Alex Millar

Personal information
- Full name: Alexander Millar
- Birth name: Alexander Urbonis
- Date of birth: 21 October 1911
- Place of birth: Mossend, Scotland
- Date of death: 28 January 1977 (aged 65)
- Place of death: Bellshill, Scotland
- Position: Centre half

Senior career*
- Years: Team / Apps / (Gls)
- –: Mossend Celtic
- 1933–1934: Parkhead
- 1934–1935: Shawfield
- 1935–1938: Celtic / 10 / (0)
- 1938–1946: Preston North End
- 1946–1947: Dundee United / 25 / (0)
- 1947–1949: Morton
- 1949–1950: Stranraer

= Alex Millar (footballer) =

Scottish association football player

Alexander Millar (21 October 1911 – 28 January 1977) was a Scottish footballer who played as a centre half.

==Career==
Born with the surname Urbonis, Millar was a member of North Lanarkshire's Lithuanian immigrant community. After playing with several local Junior teams until the age of 23, he began his senior career with Celtic in 1935, where he was a reserve behind Willie Lyon in the queue for selection; he made five appearances as the club won the 1937–38 Scottish Division One title, but it is doubtful that he would have been presented with a medal. With the situation unchanged going into the following campaign he moved on, joining Preston North End in October 1938. He had little time to become established in English football prior to the outbreak of World War II ten months later, and during the conflict he appeared as a guest player for Scottish clubs including Celtic and Motherwell, featuring for the latter in the 1945 Southern League Cup Final which ended in defeat by Rangers.

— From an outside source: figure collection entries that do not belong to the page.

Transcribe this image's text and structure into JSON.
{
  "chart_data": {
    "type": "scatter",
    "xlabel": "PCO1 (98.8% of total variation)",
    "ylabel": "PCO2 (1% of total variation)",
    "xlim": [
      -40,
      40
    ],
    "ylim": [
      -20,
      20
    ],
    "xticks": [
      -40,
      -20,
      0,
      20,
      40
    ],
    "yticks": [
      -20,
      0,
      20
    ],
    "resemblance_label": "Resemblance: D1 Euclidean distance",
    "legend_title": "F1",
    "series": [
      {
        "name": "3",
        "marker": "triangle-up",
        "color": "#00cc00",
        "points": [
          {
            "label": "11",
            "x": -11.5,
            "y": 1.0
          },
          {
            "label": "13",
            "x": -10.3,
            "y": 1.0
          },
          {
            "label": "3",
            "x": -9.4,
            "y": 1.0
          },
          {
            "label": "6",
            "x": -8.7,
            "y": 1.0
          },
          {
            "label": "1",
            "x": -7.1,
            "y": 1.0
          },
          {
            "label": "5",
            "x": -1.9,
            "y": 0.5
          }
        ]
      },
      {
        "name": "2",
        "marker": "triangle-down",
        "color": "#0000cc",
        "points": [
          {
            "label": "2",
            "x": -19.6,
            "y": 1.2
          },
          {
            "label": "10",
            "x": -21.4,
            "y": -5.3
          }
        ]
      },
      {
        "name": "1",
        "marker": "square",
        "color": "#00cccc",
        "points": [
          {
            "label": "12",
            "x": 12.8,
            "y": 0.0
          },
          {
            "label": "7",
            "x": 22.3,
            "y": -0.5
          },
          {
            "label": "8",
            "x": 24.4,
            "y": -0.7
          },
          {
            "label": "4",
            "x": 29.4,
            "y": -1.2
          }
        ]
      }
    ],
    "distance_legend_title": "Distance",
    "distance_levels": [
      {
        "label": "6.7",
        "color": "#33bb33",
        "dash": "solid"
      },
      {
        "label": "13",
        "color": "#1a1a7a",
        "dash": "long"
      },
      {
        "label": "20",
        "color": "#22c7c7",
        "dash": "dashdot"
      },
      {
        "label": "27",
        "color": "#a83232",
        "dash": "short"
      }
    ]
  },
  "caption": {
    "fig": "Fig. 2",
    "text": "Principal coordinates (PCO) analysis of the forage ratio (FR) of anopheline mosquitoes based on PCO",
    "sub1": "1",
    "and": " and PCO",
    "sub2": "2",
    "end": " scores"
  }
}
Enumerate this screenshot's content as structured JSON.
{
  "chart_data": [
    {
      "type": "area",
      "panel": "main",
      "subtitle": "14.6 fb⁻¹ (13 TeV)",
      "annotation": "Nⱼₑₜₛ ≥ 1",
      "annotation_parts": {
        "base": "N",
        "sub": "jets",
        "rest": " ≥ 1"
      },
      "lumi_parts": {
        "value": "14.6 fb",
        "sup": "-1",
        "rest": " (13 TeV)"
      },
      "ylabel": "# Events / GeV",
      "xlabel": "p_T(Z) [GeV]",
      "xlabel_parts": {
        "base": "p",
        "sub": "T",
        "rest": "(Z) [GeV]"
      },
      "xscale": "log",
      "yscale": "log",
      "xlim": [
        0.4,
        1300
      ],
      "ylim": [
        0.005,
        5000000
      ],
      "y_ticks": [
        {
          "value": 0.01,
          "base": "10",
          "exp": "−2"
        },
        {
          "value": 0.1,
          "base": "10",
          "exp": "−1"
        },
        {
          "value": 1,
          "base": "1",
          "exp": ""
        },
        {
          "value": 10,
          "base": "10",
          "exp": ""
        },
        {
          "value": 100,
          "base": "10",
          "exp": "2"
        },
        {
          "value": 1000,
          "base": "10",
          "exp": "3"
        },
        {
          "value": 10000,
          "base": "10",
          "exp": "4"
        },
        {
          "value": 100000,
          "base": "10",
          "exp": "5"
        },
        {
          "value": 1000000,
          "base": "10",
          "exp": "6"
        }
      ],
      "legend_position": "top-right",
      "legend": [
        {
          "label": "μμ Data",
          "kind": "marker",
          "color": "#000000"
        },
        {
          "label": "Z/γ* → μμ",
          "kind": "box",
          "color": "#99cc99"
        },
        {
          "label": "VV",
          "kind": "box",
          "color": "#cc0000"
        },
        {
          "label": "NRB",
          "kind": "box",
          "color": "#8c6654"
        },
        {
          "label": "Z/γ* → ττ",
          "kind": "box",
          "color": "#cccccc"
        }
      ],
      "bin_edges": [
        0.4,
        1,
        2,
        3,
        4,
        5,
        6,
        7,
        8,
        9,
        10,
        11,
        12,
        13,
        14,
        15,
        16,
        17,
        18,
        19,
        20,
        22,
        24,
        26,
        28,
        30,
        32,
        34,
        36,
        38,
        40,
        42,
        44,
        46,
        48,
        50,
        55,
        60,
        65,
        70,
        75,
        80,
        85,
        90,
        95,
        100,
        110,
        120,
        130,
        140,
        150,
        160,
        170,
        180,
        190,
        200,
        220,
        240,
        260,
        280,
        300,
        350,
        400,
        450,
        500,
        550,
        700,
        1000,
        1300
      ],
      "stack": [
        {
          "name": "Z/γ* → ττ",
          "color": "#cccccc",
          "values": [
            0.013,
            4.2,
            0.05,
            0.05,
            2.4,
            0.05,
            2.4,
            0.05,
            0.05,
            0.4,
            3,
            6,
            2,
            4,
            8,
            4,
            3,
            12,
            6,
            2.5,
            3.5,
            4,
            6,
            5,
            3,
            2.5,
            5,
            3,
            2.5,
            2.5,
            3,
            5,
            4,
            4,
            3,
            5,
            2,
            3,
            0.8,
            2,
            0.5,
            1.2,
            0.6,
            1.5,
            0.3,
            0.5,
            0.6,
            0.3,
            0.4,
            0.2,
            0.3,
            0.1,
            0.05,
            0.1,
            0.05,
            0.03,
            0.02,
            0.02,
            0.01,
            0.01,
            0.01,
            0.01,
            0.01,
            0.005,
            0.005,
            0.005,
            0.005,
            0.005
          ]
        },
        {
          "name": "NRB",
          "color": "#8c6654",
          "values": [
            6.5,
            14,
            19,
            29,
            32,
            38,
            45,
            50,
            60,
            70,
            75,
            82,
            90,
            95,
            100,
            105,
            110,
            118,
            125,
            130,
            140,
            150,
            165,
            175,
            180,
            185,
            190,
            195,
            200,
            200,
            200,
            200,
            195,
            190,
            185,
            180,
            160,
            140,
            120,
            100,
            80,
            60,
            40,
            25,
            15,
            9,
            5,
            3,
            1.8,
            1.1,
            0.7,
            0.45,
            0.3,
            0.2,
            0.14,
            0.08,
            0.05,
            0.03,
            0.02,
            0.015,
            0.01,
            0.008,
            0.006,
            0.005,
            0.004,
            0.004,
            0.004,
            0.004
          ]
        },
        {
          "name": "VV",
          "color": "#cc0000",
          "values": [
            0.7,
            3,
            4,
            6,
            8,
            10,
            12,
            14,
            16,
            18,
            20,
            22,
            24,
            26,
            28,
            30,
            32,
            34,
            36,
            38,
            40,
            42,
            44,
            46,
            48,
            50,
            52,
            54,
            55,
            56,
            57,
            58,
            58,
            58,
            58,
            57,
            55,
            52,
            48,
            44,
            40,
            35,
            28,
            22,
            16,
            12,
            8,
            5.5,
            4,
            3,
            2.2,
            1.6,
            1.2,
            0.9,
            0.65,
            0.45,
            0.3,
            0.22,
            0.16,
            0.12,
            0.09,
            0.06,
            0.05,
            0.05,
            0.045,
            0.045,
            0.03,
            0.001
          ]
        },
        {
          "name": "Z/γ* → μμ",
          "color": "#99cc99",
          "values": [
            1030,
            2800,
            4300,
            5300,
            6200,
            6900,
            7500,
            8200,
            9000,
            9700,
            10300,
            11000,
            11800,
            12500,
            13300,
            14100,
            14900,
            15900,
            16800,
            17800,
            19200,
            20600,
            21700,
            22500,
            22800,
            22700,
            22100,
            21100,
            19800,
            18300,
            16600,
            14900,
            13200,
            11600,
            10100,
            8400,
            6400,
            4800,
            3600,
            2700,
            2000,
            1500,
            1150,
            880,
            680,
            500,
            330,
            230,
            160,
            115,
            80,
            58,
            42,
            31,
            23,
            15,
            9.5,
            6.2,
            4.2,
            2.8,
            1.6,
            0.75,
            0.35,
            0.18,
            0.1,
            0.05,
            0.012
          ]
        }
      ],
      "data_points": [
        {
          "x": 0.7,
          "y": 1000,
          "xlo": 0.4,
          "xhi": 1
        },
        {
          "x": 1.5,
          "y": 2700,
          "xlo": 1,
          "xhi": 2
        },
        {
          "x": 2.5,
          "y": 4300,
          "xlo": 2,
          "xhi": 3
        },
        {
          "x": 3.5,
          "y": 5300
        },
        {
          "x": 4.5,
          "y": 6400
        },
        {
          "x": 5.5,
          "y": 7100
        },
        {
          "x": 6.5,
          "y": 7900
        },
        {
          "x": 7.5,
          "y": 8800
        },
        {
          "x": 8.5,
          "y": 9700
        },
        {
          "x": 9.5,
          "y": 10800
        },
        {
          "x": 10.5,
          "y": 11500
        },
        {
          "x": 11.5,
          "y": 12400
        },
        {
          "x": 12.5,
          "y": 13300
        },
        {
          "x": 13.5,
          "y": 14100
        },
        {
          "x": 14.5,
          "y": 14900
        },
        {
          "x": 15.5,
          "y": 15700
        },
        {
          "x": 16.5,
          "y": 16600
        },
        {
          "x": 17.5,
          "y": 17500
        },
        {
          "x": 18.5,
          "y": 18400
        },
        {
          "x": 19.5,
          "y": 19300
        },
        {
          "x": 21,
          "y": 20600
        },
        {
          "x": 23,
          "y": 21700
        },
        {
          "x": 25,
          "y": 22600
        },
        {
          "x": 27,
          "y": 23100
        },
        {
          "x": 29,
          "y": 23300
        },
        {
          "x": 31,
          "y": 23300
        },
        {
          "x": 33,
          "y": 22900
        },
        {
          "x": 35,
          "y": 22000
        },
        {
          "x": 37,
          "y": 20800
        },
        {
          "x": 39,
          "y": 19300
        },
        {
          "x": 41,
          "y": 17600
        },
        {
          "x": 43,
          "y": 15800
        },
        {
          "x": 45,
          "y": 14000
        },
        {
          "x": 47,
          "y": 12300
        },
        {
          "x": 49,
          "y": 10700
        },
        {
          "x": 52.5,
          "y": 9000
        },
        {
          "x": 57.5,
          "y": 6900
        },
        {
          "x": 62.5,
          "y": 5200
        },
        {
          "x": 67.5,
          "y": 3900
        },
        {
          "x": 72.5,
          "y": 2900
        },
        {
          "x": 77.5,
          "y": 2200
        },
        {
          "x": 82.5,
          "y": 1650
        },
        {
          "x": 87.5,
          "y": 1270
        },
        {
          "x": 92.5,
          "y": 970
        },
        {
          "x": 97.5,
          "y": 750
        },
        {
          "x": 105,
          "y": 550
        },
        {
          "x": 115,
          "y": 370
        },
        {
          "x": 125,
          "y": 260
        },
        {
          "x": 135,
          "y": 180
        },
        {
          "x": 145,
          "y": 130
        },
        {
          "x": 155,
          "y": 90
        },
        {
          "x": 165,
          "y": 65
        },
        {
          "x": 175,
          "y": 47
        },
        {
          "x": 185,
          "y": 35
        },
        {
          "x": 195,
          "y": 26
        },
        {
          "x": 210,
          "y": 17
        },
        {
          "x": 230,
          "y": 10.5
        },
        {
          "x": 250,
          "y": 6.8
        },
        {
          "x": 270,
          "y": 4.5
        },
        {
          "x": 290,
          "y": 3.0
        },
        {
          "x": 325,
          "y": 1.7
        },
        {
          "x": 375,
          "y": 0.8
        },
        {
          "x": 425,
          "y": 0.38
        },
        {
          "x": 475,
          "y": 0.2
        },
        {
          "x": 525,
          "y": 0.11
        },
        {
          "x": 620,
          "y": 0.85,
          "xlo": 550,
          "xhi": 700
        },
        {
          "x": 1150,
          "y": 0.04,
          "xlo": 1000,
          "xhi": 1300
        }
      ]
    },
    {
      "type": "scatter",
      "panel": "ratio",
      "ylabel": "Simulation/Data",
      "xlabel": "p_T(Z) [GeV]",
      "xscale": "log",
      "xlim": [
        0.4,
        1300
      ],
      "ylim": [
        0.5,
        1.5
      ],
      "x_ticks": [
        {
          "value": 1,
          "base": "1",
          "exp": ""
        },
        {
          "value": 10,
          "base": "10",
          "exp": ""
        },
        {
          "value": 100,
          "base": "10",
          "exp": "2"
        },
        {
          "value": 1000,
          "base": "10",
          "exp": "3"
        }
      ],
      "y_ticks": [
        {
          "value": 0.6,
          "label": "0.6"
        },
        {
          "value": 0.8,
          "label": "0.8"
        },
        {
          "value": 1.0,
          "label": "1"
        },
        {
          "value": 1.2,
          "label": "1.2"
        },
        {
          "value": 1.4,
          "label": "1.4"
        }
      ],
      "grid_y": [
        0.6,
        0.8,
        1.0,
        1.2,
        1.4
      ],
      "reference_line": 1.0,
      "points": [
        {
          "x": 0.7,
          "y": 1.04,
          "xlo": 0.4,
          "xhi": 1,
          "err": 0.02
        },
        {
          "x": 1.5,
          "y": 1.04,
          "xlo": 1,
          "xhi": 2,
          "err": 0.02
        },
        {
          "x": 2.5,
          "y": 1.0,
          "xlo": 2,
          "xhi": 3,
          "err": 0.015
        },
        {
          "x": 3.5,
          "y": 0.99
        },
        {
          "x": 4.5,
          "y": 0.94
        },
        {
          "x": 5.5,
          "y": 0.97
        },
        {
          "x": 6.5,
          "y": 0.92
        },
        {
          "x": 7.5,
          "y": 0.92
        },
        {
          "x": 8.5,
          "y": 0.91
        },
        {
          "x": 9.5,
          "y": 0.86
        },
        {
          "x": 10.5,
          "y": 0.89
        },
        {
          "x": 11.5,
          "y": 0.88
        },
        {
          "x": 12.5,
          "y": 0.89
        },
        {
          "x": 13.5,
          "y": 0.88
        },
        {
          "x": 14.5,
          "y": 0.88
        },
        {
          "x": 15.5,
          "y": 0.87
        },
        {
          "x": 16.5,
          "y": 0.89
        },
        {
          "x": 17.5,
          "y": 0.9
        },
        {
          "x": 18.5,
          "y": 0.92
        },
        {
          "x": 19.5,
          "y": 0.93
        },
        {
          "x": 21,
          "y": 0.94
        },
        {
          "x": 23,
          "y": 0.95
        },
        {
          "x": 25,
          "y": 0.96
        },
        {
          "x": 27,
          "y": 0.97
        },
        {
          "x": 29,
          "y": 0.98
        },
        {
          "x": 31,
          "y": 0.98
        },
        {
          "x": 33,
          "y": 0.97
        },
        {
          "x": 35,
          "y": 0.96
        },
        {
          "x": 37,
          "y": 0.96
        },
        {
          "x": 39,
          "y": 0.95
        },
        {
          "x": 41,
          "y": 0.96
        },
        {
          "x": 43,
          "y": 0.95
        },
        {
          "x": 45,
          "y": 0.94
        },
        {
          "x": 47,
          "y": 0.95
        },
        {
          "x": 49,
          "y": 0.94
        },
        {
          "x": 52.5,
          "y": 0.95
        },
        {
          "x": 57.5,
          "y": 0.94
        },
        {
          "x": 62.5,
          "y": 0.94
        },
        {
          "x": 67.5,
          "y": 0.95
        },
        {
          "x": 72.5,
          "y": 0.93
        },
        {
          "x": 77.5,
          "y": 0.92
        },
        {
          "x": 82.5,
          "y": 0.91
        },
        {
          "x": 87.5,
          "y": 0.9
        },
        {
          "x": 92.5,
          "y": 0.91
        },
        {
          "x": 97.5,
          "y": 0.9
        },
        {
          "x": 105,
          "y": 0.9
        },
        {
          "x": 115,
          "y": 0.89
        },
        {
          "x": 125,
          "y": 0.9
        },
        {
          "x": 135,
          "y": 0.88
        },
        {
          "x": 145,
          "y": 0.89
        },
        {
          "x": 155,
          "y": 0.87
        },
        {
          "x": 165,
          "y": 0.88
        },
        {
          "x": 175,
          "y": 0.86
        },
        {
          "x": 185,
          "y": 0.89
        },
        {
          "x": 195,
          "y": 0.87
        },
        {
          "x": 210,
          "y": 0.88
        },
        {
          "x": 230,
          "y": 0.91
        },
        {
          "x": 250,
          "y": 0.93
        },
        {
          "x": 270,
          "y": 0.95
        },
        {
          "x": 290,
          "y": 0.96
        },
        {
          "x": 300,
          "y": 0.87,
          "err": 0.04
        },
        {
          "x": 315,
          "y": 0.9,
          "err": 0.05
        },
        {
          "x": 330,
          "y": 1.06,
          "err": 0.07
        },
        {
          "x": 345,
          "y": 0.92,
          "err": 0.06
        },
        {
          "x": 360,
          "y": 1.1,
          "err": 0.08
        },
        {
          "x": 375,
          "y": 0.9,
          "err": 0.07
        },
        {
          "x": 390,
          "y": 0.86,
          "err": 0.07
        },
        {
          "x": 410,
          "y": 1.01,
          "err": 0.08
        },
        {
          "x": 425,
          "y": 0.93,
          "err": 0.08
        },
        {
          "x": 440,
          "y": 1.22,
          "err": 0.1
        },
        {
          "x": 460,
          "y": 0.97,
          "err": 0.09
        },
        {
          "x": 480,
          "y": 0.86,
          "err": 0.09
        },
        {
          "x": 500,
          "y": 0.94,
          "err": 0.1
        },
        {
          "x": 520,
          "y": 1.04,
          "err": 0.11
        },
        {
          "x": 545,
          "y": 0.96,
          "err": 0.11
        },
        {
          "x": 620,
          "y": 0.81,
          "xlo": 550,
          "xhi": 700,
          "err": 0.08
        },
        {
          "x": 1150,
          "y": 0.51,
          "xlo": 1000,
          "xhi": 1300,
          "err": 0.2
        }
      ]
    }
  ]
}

In 1946 Millar signed for Scottish Division B side Dundee United, transferring back up to the top tier with Morton in late 1947 and playing for them in the 1948 Scottish Cup Final – again losing out to Rangers, this time after extra time in a replay; his performance in both matches against his internationalist opponents Billy Williamson and Willie Thornton, at the age of 36, was singled out for particular praise in press reports. After Morton were relegated in the 1948–49 season, he moved on to Stranraer for a short spell prior to retiring.

Millar also served as chairman of the Scottish Football Players Union in the post-war period. He was the first of several Scots of Lithuanian descent to play for Celtic between the 1930s and 1960s, all of them defenders, the most famous being Billy McNeill.